Depoimentos não necessariamente servem como provas de crime de racismo
25 de abril de 2024, 10h31
Depoimentos por si só, não acompanhados de provas, podem não ser suficientes para comprovar o cometimento de um crime. Com esse entendimento, a juíza Cynthia Maria Sabino Bezerra Camurri, da 8ª Vara Criminal do estado de São Paulo (SP), decidiu absolver, por falta de provas, uma mulher acusada pelo crime de injúria racial.

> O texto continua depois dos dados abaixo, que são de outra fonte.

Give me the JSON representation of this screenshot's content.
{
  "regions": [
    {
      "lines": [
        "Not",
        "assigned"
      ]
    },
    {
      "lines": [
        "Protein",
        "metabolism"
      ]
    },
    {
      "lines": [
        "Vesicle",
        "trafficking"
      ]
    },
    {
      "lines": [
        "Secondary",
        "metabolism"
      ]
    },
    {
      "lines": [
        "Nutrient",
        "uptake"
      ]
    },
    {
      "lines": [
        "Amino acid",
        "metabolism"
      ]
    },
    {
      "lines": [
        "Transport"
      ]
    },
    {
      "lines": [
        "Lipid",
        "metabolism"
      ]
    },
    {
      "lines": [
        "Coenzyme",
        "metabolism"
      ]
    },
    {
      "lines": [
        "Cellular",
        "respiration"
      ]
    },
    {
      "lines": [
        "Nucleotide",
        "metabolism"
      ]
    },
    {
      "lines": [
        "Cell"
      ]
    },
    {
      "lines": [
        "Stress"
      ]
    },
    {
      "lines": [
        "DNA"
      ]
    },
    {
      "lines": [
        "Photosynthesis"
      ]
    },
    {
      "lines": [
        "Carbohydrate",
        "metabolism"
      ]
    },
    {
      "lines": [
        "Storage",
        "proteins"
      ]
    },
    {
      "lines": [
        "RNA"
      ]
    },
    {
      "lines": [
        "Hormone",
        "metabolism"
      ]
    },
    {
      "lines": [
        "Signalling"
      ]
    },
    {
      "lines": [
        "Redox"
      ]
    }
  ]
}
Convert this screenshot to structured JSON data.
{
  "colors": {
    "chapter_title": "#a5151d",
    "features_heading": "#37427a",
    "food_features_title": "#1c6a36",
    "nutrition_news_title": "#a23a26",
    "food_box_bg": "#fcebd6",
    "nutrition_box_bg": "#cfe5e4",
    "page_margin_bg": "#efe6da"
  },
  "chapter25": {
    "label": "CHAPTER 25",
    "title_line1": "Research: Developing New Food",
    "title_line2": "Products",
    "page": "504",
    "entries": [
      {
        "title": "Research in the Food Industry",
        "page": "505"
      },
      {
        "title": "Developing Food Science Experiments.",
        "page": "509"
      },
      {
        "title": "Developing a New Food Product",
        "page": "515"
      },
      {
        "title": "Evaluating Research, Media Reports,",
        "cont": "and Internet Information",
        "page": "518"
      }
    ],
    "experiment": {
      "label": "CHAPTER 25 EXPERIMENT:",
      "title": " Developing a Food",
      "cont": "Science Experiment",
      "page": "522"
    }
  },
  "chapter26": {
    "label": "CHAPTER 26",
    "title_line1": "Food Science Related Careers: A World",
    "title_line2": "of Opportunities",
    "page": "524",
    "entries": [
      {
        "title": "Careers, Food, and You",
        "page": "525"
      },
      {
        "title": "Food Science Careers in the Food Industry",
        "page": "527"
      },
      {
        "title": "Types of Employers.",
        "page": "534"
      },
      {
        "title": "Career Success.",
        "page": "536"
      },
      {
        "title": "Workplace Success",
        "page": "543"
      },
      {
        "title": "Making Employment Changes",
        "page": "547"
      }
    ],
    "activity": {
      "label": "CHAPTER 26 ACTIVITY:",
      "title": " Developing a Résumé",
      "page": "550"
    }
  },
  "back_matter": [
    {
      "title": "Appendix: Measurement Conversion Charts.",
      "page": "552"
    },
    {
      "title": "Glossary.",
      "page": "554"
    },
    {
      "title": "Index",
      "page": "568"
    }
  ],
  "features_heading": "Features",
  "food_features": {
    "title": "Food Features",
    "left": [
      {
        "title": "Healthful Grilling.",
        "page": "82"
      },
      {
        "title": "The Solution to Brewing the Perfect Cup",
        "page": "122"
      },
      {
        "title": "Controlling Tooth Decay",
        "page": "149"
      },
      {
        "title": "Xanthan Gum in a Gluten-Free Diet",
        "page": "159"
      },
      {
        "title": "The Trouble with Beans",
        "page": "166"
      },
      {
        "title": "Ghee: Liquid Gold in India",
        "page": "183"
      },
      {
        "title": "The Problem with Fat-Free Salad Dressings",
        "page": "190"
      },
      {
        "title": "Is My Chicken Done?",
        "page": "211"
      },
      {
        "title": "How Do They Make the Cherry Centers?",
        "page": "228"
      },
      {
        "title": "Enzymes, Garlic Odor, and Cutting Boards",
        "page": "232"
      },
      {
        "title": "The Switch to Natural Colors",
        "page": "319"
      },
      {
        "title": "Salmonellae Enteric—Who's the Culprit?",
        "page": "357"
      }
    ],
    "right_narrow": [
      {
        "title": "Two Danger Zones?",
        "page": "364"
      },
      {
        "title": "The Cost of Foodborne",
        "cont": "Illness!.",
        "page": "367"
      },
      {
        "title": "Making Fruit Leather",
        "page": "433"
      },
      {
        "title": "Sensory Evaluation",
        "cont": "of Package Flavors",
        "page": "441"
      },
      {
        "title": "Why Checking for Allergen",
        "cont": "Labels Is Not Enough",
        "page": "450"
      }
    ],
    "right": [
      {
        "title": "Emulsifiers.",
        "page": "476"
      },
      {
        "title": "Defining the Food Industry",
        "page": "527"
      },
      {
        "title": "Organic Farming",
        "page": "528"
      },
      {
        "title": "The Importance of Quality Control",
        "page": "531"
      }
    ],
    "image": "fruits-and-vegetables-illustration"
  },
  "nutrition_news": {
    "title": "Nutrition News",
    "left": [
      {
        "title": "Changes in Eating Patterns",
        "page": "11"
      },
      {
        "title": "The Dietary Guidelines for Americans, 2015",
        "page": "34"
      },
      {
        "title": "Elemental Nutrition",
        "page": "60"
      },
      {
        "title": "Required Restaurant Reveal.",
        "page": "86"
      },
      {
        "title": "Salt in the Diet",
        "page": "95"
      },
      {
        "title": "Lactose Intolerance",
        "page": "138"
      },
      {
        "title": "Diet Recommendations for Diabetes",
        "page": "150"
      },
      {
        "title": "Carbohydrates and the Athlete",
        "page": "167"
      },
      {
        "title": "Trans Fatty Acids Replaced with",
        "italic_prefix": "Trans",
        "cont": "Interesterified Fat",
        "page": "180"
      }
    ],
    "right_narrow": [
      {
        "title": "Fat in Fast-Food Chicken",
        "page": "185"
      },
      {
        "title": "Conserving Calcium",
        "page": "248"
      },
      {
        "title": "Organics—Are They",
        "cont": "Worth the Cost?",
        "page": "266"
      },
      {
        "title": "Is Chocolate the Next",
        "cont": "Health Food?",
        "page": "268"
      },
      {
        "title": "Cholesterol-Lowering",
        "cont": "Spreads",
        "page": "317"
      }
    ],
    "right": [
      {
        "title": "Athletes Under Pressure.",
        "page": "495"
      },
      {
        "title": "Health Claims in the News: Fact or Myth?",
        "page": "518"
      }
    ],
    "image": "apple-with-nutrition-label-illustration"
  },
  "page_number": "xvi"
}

O episódio aconteceu dentro do metrô, na capital paulista, durante a epidemia de Covid-19. A acusada relatou que estava sentada quando sentiu o cabelo de alguém encostando em si e, então, pediu para a pessoa se afastar, já que o cabelo poderia transmitir o vírus da Covid-19.
Ela, que é estrangeira, disse que não viu que a outra passageira era uma mulher negra, e afirmou que foi mal interpretada.
A vítima, por sua vez, alegou que se sentou perto da acusada — costas com costas — e que, pouco tempo depois, a mulher pediu para que se afastasse pois o cabelo dela poderia “passar doença”.
Segundo a decisão, os depoimentos colhidos em juízo não demonstraram, de forma segura e livre de dúvidas, a presença do dolo de ofender na conduta imputada à ré.
A juíza afirma que os relatos colhidos são reflexo de interpretações pessoais e que não autorizam, por si próprios, a imputação de crime de injúria racial, sendo necessária a comprovação do dolo específico na conduta da ré.
Ainda no entendimento da magistrada, em um contexto normalizado, a expressão utilizada pela acusada poderia assumir conotação pejorativa, indicando que o cabelo da vítima, em razão de suas características afrodescendentes, pudesse transmitir-lhe alguma moléstia, “em nítido caráter depreciativo e discriminatório”, mas a situação aconteceu no auge da pandemia, havendo ainda legítima preocupação sobre a transmissibilidade da doença que assolava o país e o mundo.
“Nesse sentido, não há como dissociar a frase dita pela acusada do contexto no qual os fatos aconteceram, de modo que essa análise não deve se limitar, tão somente, à interpretação dos fatos como percebida pela vítima, sobre a fala da ofendida e o sentimento por ela experimentado”, afirma a juíza.
Ainda foi pontuado o fato de que repercussão de um episódio e o clamor social, como foi o caso, não podem compelir o Estado-Juiz a decidir da maneira como espera a opinião pública, que não teve contato direto com as provas produzidas em âmbito processual.
Dessa forma, o caso foi julgado improcedente e a ré, absolvida da acusação. A acusada foi assessorada pelo advogado Rafael Leite Mentoni Pacheco.